Lost income can make up a large portion of your economic damages. A crippling personal injury can make it impossible for you to work or in many cases, diminish your ability to perform your prior work duties. Assessing current lost wages can be a simpler task than assessing future lost wages, so your personal injury attorney will employ what is known as a “Vocational Expert”. A Vocational Expert will serve as an expert witness in your case with a profound understanding of the current job market and the skills required to perform specific job duties. Your personal injury attorney will rely on what is known as a “Vocational Expert Damage Report” to determine what you are entitled to in terms of future lost income.

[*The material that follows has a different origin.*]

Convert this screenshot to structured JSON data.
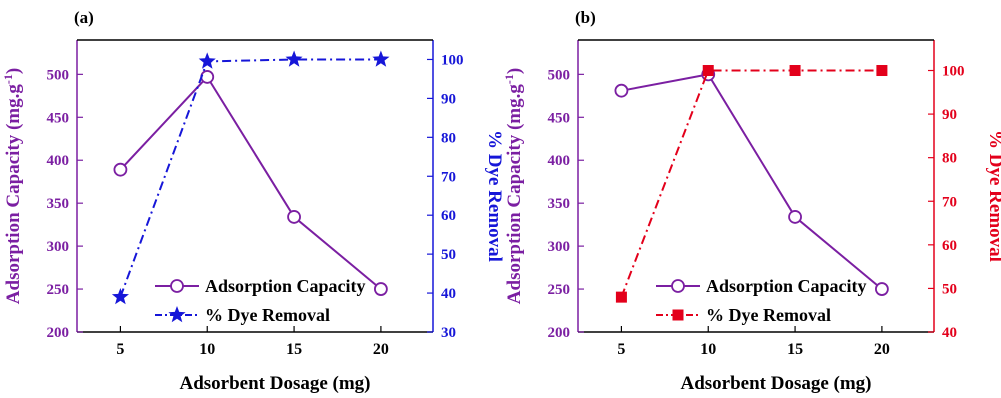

How A Vocational Expert Assesses Your Future Lost Income

A Vocational Expert will create a comprehensive report after both examining and evaluating the extent of your injury – particularly its prognosis, with the help of your physician’s notes. With detailed information on the extent/prognosis of your injuries, they’ll determine how long your injury may leave you unable to return to work.

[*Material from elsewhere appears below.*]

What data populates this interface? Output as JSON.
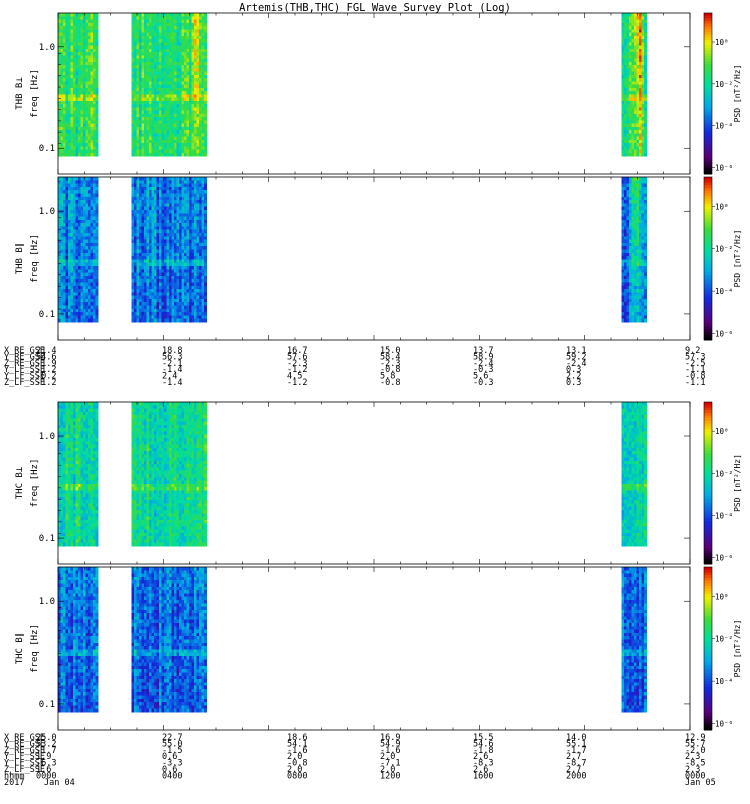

Fully understanding the extent/prognosis of your injury is only one portion of your job as an expert witness. They also gain a deep understanding of your specific industry and what is required of you both in physicality and aptitude in order to perform your job duties. Through statistical analysis, they can predict industry trends, the earning capacity of someone in your position, and how often they obtain raises or are given promotions. They may perform a personal job analysis which includes the earnings of your past jobs to do so using W-2s, income tax records, employer wage verifications, or union contract information in order to gain a better understanding of any raises you may have been entitled to pre-injury.

Your physician may allow you to return to work on “light duty”, meaning you may not be able to perform the tasks that you could prior to incurring your injury. Any discrepancy between the pay you received pre-injury and post-injury is calculated into your damages. And if their job analysis shows that someone who performs your particular work duties obtains periodic raises, and your job function has impeded on your own career growth, discrepancy between the pay you would receive after a raise and the pay you receive after your job duties have changed will also be included in your economic damages.